GPGPU Chess
About the project
The Thinking Machine 6 powered by SynapseGL backend
What is happening? The artwork is an artificial intelligence program, ready to play chess with the viewer. If the viewer confronts the program, the computer's thought process is sketched on screen as it plays. A map is created from the traces of literally thousands of possible futures as the program tries to decide its best move. Those traces become a key to the invisible lines of force in the game as well as a window into the spirit of a thinking machine.
What do the images mean? When it is your (White's) turn to move, the chess board will gently pulse to show the influence of the various pieces.
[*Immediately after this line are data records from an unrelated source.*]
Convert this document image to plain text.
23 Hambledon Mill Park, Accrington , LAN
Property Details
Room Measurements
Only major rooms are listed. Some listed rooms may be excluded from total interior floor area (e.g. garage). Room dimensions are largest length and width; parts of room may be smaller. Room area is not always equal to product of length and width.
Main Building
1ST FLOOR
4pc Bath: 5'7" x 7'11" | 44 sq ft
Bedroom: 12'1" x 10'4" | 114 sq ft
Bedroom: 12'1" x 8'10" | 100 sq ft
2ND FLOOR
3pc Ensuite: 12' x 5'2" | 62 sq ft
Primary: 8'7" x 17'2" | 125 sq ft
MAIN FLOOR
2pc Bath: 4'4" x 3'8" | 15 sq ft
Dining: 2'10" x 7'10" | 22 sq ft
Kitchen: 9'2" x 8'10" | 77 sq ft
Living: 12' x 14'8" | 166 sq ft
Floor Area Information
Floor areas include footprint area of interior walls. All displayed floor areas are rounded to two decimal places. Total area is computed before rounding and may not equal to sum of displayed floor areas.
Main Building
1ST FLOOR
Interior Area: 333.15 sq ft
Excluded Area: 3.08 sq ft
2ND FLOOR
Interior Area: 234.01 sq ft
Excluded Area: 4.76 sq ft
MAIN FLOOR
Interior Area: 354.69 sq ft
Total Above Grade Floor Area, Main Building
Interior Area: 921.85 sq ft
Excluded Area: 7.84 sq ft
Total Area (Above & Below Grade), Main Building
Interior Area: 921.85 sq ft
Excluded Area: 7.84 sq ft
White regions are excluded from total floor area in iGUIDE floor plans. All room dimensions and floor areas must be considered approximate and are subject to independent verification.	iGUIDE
Each white piece causes light ripples on the squares it attacks; black pieces, in turn, add darker ripples. When the machine (Black) is thinking, a network of curves is overlaid on the board. The curves show potential moves—often several turns in the future—considered by the computer. Orange curves are moves by black; green curves are ones by white. The brighter curves are thought by the program to be better for white.
Why is the computer so [easy/hard] to beat? The chess-playing engine is designed to be at the same level as the average viewer of the piece. If you're a tournament chess player, you would clobber most casual players—and you'll clobber Thinking Machine 4 too. If you barely remember the rules of the game, the artwork may clobber you instead. The chess engine we built is simple and uses only basic algorithms from the 50s (alpha-beta pruning and quiescence search). The program's unconventional initial moves may raise eyebrows among experts: we did not give it an "opening book" of standard lines since we wanted it to think through every position. The goal of the piece is not to make an expert chess-playing program but to lay bare the complex thinking that underlies all strategic thought.
What were Thinking Machines 1, 2, 3, 4, and 5? No. 1, built-in 2002, was an exploratory version that was similar in concept to this but was completely different graphically and technically. No. 2 was an installation that looks like this one; it was shown at the London ICA, 2003, as part of the work of MW2MW show. No. 3 was an improved installation shown at Ars Electronica, 2004, as part of the "Language of Networks" exhibit. A variation (3.1?) is in the permanent collection of the Museum of Modern Art, and appeared in the Design and the Elastic Mind exhibit in 2008. No. 4 was the first internet edition, which appeared on Turbulence in 2004. Very sadly, Turbulence has announced that it will no longer continue, and the technology of No. 4 has in any case become obsolete. No. 5 was intended to be a physical installation, but has not yet been built.
What is the technology behind this? The artwork is written in Javascript, and based on a port of Java code from 2004. Who created this series? Martin Wattenberg and Marek Walczak created the first versions. Johanna Kindvall and Fernanda Viégas contributed to later versions and Ian Andtek created this version using a SynapseGL framework to do the distributed computations.